(11) Gebruiksrecht geleasede activa
De Groep neemt op de aanvangsdatum (de datum waarop het onderliggend actief beschikbaar is voor gebruik) een met het gebruiksrecht overeenstemmend actief op. Het gebruiksrecht wordt gewaardeerd tegen kostprijs, verminderd met afschrijvingen en bijzondere waardeverminderingen, en aangepast voor eventuele herwaarderingen van de leaseverplichting. De kostprijs bestaat uit het opgenomen bedrag van de leaseverplichting, initiële directe kosten en voor de aanvangsdatum verrichte leasebetalingen verminderd met ontvangen leaseincentives.
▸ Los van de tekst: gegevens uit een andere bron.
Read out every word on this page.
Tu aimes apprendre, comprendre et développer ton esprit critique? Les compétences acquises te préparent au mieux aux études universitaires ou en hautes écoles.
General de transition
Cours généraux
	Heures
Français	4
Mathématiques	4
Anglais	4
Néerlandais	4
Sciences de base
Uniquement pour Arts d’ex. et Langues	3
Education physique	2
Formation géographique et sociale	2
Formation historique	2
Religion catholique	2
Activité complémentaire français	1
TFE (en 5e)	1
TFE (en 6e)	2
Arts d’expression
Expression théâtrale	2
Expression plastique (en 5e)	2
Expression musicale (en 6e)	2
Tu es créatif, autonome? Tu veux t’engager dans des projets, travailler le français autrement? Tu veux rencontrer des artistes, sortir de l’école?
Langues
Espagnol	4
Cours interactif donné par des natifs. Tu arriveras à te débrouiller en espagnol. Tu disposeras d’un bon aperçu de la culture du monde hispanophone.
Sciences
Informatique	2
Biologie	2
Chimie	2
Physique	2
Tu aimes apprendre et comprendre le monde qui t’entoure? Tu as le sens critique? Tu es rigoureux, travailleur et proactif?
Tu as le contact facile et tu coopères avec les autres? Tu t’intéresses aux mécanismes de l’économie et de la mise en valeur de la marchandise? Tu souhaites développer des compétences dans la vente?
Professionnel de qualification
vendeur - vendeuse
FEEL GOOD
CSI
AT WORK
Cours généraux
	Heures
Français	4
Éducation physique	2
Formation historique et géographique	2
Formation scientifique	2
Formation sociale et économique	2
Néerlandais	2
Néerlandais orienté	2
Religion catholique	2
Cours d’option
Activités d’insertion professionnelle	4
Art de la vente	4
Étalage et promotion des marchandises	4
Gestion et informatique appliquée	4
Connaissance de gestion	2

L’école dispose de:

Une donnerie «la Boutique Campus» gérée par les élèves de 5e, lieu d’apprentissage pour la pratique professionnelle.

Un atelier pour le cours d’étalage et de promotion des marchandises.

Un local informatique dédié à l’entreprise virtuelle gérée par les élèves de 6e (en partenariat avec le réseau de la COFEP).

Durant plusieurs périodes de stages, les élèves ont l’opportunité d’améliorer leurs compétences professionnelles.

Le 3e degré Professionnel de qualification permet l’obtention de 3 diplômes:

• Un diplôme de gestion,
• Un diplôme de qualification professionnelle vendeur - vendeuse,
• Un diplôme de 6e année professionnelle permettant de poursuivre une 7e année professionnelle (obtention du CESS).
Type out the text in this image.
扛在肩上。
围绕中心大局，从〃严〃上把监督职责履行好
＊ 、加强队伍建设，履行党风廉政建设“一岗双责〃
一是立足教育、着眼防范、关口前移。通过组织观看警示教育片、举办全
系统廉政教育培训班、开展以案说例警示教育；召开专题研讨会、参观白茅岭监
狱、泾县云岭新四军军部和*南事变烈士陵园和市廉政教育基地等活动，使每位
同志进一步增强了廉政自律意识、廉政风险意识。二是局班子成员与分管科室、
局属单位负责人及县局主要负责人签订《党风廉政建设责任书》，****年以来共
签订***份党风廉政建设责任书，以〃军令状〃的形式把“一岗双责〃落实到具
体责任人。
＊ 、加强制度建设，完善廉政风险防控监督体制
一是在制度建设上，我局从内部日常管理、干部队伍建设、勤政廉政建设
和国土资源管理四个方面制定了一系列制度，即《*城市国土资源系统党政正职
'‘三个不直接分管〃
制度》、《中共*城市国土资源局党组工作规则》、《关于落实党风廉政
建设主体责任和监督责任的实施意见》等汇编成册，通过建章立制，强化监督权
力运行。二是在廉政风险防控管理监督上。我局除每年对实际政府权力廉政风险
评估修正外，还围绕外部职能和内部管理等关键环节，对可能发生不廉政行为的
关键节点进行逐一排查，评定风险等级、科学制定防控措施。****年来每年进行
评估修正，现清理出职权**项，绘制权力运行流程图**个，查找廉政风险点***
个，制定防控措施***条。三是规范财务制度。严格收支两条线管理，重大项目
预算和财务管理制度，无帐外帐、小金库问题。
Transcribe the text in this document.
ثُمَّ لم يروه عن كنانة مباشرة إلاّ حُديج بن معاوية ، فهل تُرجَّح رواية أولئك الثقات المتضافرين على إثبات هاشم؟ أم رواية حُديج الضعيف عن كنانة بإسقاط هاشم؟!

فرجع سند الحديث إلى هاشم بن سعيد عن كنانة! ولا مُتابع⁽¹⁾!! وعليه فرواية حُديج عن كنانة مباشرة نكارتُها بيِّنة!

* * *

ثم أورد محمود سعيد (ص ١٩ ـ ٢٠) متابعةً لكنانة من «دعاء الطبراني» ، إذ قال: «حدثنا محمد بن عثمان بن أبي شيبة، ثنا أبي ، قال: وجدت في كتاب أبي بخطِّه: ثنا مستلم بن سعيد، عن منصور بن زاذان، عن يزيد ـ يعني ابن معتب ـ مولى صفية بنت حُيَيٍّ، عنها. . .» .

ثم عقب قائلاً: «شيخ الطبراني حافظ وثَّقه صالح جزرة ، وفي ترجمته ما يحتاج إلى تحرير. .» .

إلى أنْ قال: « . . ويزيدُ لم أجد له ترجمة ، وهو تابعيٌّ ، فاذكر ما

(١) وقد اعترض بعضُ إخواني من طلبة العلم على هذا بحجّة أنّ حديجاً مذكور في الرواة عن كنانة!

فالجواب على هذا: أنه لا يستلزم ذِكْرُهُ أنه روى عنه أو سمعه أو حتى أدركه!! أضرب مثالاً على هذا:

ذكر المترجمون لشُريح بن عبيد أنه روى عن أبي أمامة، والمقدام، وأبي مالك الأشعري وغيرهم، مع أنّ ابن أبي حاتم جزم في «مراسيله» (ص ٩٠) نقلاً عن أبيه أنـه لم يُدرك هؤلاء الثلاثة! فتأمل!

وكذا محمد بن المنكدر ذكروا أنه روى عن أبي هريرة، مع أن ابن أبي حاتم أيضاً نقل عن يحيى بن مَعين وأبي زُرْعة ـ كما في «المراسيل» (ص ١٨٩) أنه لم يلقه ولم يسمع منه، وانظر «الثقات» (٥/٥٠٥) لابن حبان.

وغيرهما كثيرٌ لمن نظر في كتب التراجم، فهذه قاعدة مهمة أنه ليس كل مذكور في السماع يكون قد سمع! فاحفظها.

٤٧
Tenzij de Groep redelijk zeker is dat hij aan het einde van de leaseperiode het eigendom van het onderliggende actief zal verkrijgen, wordt het gebruiksrecht lineair afgeschreven vanaf de aanvangsdatum tot het vroegste van de volgende twee momenten: het einde van de gebruiksduur of het einde van de leaseperiode. Eventuele verbeteringen die zijn aangebracht aan geleasede activa worden afgeschreven over een periode die korter is dan of gelijk is aan de termijn die voor het betreffende geleasede actief wordt toegepast. Gebruiksrechten worden beoordeeld op bijzondere waardeverminderingen.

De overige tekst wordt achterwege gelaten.